A primal-dual interior-point relaxation method for nonlinear programs (1807.02959v1)

Abstract: We prove that the classic logarithmic barrier problem is equivalent to a particular logarithmic barrier positive relaxation problem with barrier and scaling parameters. Based on the equivalence, a line-search primal-dual interior-point relaxation method for nonlinear programs is presented. Our method does not require any primal or dual iterates to be interior-points, which is prominently different from the existing interior-point methods in the literature. A new logarithmic barrier penalty function dependent on both primal and dual variables is used to prompt the global convergence of the method, where the penalty parameter is updated adaptively.
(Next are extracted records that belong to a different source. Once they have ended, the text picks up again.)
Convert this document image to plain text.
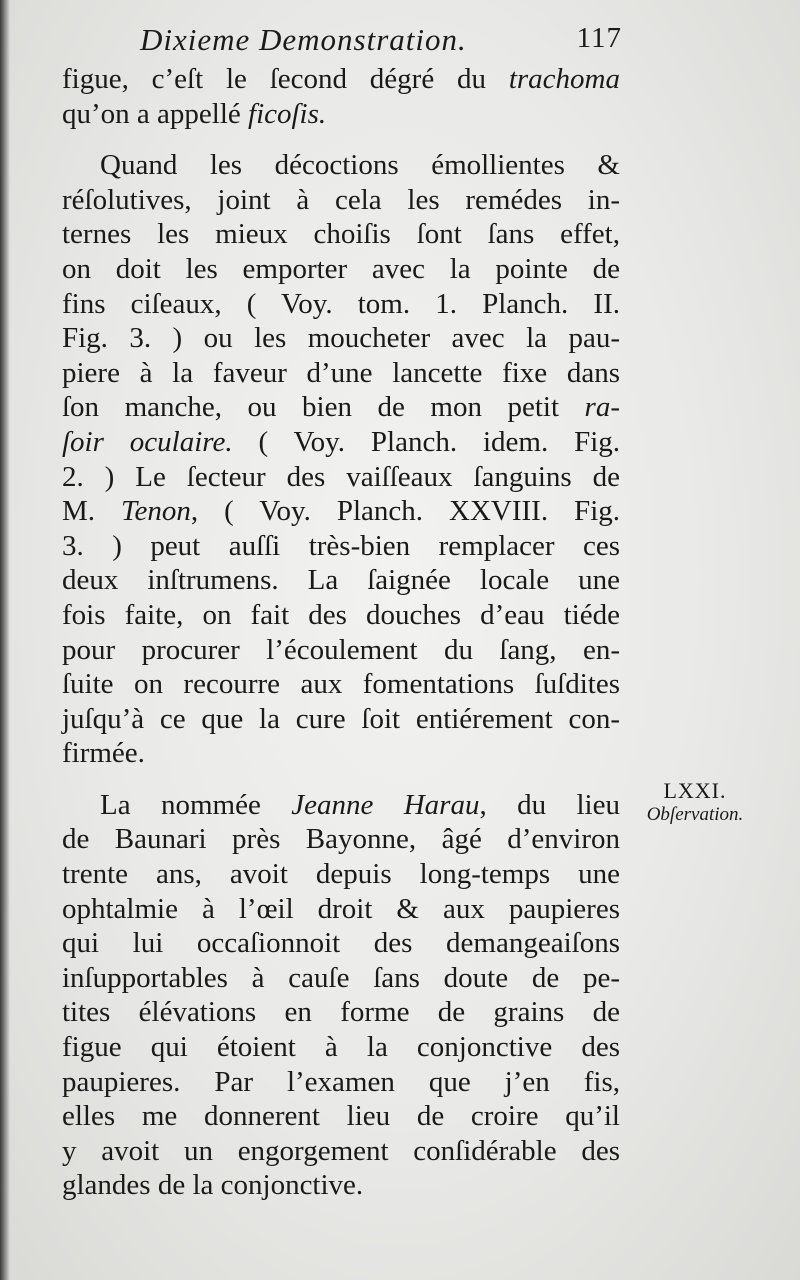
Dixieme Demonstration.	117
figue, c’eſt le ſecond dégré du trachoma
qu’on a appellé ficoſis.
Quand les décoctions émollientes &
réſolutives, joint à cela les remédes in-
ternes les mieux choiſis ſont ſans effet,
on doit les emporter avec la pointe de
fins ciſeaux, ( Voy. tom. 1. Planch. II.
Fig. 3. ) ou les moucheter avec la pau-
piere à la faveur d’une lancette fixe dans
ſon manche, ou bien de mon petit ra-
ſoir oculaire. ( Voy. Planch. idem. Fig.
2. ) Le ſecteur des vaiſſeaux ſanguins de
M. Tenon, ( Voy. Planch. XXVIII. Fig.
3. ) peut auſſi très-bien remplacer ces
deux inſtrumens. La ſaignée locale une
fois faite, on fait des douches d’eau tiéde
pour procurer l’écoulement du ſang, en-
ſuite on recourre aux fomentations ſuſdites
juſqu’à ce que la cure ſoit entiérement con-
firmée.
La nommée Jeanne Harau, du lieu
de Baunari près Bayonne, âgé d’environ
trente ans, avoit depuis long-temps une
ophtalmie à l’œil droit & aux paupieres
qui lui occaſionnoit des demangeaiſons
inſupportables à cauſe ſans doute de pe-
tites élévations en forme de grains de
figue qui étoient à la conjonctive des
paupieres. Par l’examen que j’en fis,
elles me donnerent lieu de croire qu’il
y avoit un engorgement conſidérable des
glandes de la conjonctive.
LXXI.
Obſervation.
Without assuming any regularity condition, it is proved that our method will terminate at an approximate KKT point of the original problem provided the barrier parameter tends zero. Otherwise, either an approximate infeasible stationary point or an approximate singular stationary point of the original problem will be found. Some preliminary numerical results are reported, including the results for a well-posed problem for which many line-search interior-point methods were demonstrated not to be globally convergent, a feasible problem for which the LICQ and the MFCQ fail to hold at the solution and an infeasible problem, and for some standard test problems of the CUTE collection. These results show that our algorithm is not only efficient for well-posed feasible problems, but also is applicable for some ill-posed feasible problems and some even infeasible problems.